Unless of course the CinC is Hitlery Klinton, but then again, she would be the one to launch the low-orbit nuke herself.
 
I'm arguing that we probably wouldn't respond with a nuclear weapon. I'm not sure what the nuclear trigger would be since the fall of the Iron Curtain, but I don't think we would treat an attack designed to blind our conventional forces as one we would respond to with nuclear weapons. Who would we nuke? One of the things Rumsfeld and company have right is that we will deal with rogue states and groups that are trans-national rather then nations as we know them. IIRC the war game I mentioned involved the distpatch of American troops to disarm a rogue seperatist group that had come into possession of some of the nukes belonging to the former Soviet Union. In that case, who would you nuke?
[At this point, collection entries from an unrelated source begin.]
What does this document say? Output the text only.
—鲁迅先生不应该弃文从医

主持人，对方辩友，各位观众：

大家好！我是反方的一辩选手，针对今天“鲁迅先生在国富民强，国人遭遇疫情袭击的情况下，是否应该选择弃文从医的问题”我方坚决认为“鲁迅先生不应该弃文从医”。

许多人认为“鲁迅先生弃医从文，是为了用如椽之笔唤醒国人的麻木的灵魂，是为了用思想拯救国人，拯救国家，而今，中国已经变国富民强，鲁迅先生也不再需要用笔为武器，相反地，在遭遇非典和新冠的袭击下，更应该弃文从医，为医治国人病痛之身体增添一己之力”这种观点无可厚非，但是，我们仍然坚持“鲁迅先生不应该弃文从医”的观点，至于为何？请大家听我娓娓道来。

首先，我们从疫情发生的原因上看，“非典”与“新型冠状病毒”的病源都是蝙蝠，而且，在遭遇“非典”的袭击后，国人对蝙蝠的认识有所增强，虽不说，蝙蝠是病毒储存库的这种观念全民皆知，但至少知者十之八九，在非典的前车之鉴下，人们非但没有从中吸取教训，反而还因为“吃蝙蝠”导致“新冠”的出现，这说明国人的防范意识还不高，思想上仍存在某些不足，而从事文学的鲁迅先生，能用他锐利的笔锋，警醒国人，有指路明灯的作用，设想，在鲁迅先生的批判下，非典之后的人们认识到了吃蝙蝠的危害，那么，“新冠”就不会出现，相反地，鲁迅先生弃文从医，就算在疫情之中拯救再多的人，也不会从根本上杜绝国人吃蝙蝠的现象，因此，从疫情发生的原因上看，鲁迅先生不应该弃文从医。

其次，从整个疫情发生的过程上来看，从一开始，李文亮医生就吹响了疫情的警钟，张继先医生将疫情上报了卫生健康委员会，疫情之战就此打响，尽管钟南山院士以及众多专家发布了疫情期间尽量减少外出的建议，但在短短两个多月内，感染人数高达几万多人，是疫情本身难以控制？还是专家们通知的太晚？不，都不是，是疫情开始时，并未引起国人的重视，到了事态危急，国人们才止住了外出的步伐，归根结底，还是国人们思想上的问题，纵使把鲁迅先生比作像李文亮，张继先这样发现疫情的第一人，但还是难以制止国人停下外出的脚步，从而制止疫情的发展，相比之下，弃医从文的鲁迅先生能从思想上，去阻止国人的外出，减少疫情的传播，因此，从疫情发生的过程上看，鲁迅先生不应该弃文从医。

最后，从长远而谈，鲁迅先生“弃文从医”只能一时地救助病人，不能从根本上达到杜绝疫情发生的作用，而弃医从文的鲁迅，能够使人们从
I don't think it's good policy to build our entire defense structure around high technology. You have to be able to mount a credible defense with all of your systems degraded.

Oleg,
I doubt if a rogue group or state would care much about what disruptions to the global economy they could cause. In the case of an Islamic fundamentalist movement like al-Queda, they may even find a large disruption of the global economy desirable.

Jeff
 
Those JDAMS fall to earth just fine even without the satellites on. Gravity still works.

- Gabe
 
Gabe,
Yep JDAMS and laser guided munitions work after being degraded. They work just the same way all the bombs we dropped in WWII worked....:eek:

Jeff
 
My understanding about EMP warfare is that we have been hardening our weapons systems, communications, etc., for many years againts EMP. An acquaintance of mine was doing just that with the electronics for Army self-propelled artillery back in the late 1980s at Harry Diamond Labs in Washington DC.

EMP warfare is not new news.

Reports from the Iraq war is that the Iraqis were using GPS jammers supplied by the Russians. They positioned them on top of buildings like hospitals. Apparently our forces took counter-measures and the jammers did not work for long, or not at all.